Shell’s content marketing turns 40 and still sells…

Is content marketing an oxymoron? After all if it’s a way of marketing then it must involve a transaction – because marketing is all about making and keeping customers profitably.

Marketing communications have always included content. How many marketers want to run 30 seconds of blank screens, or a full page ad with nothing on the page, or a plain white website?

Historically most marketing content appeared as paid advertisements. And it was written by professionals, instead of the amateurs who publish much of today’s digi-content.

Marketers have been creating printed catalogues and newsletters for about 160 years. They also published custom magazines, white papers and information booklets. They held seminars. They ran user groups. And they’ve done all this for decades.

So this idea that the creation of “content” is new — just because anyone can publish online for only the cost of their time — is extremely far-fetched. In most cases the alleged content marketing experts are self-serving bandwagon-jumpers trying to cash in on the gullibility of marketers.


Shell Oil started publishing its famous Answer Man booklets in 1973, following a decade-long petrol brand campaign that was halted due to the Arab oil embargo. My colleague John Hancock wrote a number of these booklets. The oil companies decided to stop traditional product advertising during the oil crisis, so Shell published guidebooks about car maintenance and gave them away to customers.

The television campaign always ended with a call to action: “Come to Shell for answers” or “Pick up a copy at participating Shell service stations.”
Here’s one of the TV ads from the late 1970s:

And here’s the first booklet that John Hancock wrote:

Hancock gave me some background:

“Each book had two components: 1) A Shell expert as ‘author’ … though all were actually written by O&M copywriters. 2) An ‘event’ around which the book was constructed. For #23, The How Your Car Works Book, I got Shell’s R&D lab to assemble a kit car. We photographed it during construction to isolate different parts of the drive train, brakes and suspension.”

The little 8-page, A5 booklets were inserted in TIME and Reader’s Digest, and backed up with 30-second TV and radio spots. They also ran direct response press ads in magazines, where people could return a coupon indicating which booklets they wanted.
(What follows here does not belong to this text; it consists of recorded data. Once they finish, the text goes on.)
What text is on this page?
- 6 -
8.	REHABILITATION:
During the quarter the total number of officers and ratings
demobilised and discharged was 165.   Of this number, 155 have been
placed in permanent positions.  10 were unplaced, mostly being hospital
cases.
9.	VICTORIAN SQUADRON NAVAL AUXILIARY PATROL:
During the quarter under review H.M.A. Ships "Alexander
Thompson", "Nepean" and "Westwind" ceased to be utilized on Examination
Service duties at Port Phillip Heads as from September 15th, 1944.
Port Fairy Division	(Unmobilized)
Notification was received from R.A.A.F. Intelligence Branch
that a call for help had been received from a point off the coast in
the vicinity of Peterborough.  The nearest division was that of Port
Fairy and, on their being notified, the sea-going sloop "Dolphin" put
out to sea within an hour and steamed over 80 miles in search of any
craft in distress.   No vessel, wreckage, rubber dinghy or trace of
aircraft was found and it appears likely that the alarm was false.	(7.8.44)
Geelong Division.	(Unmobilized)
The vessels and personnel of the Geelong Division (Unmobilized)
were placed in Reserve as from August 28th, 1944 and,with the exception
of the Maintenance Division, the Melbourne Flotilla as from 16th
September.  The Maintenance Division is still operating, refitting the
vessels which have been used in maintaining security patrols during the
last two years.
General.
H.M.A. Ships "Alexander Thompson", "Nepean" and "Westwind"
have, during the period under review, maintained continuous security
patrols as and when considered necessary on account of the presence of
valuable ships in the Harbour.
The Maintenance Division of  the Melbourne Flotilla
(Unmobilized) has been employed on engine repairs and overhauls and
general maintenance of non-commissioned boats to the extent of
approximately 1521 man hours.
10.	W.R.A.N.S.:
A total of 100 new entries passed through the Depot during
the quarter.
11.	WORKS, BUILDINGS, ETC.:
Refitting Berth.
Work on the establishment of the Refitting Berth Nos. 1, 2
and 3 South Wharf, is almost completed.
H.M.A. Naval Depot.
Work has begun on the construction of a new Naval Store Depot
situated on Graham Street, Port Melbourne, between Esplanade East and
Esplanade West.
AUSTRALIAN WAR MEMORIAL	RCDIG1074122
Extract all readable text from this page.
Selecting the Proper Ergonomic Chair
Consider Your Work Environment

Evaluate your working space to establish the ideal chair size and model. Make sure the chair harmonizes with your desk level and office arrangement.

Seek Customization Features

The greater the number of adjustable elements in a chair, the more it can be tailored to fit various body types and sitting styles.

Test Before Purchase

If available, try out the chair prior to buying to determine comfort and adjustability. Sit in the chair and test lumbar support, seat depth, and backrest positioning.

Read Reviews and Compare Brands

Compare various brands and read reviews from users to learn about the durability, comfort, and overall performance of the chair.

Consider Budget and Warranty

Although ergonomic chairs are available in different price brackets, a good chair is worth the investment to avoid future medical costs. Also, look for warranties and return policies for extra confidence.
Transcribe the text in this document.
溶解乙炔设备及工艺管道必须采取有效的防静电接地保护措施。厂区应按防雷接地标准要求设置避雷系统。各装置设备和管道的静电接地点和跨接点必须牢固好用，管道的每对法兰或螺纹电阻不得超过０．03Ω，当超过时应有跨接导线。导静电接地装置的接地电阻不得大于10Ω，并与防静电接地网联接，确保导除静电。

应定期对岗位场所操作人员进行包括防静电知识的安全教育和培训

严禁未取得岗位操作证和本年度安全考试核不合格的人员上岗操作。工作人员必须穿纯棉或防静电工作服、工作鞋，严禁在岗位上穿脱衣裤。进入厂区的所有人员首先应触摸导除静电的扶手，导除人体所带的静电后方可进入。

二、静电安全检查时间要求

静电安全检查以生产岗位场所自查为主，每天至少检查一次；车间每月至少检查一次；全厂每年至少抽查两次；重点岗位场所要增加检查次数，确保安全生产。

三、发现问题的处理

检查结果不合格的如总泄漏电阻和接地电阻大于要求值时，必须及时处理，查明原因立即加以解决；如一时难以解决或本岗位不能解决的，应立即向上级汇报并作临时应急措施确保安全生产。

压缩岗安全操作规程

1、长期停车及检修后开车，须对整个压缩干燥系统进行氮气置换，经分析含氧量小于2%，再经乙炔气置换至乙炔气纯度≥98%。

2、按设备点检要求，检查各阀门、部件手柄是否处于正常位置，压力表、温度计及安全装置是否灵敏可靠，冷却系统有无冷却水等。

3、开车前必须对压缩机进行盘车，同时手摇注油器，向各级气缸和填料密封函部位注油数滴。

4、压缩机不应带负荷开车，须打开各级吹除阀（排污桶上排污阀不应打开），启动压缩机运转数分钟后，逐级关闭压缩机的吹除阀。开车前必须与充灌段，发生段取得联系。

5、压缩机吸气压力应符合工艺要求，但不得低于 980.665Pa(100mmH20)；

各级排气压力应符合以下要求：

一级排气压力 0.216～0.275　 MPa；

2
In 1978 each book had $2 million in media supporting it. The campaign won a (US) DMA Gold Award, so it was considered ‘direct marketing’. In pitching new business, O&M Houston referred to it as ‘Corporate Advertising’. The real reason it ran was ‘Brand Advertising’. Hancock says the campaign maintained Shell’s #1 share of the USA petrol market … without advertising petrol.

The booklets have entered popular culture with complete sets selling on eBay. A site run by the ‘Redneck Cabbie’ sells T-shirts like this one:

Shell answer man

Once again we see that because something is new to a digi-marketer, it’s not new to the world. Writing and publishing content in paid or unpaid media has been the core of all marketing communications since … well, since ancient Egyptians used papyrus for ‘sales messages and wall posters’ if you believe Wikipedia. A more authoritative history site claims the first ‘content marketing’ printed in English was a handbill offering prayer books in 1472.

Mind you, if Shell published when the price of fuel was going to go up or down, it would be one of the most read pieces of content each week.


  1. Hi. The Shell Answer Books campaign actually began in mid-1976. The campaign was created by me (Bruce SILVERMAN, then Creative Director of O&M Houston) and Exec Art Director, John Geyer. It won the David Ogilvy Award in 1977, the agency’s award for its best campaign that year. Please give my best to John Hancock who I hired that year.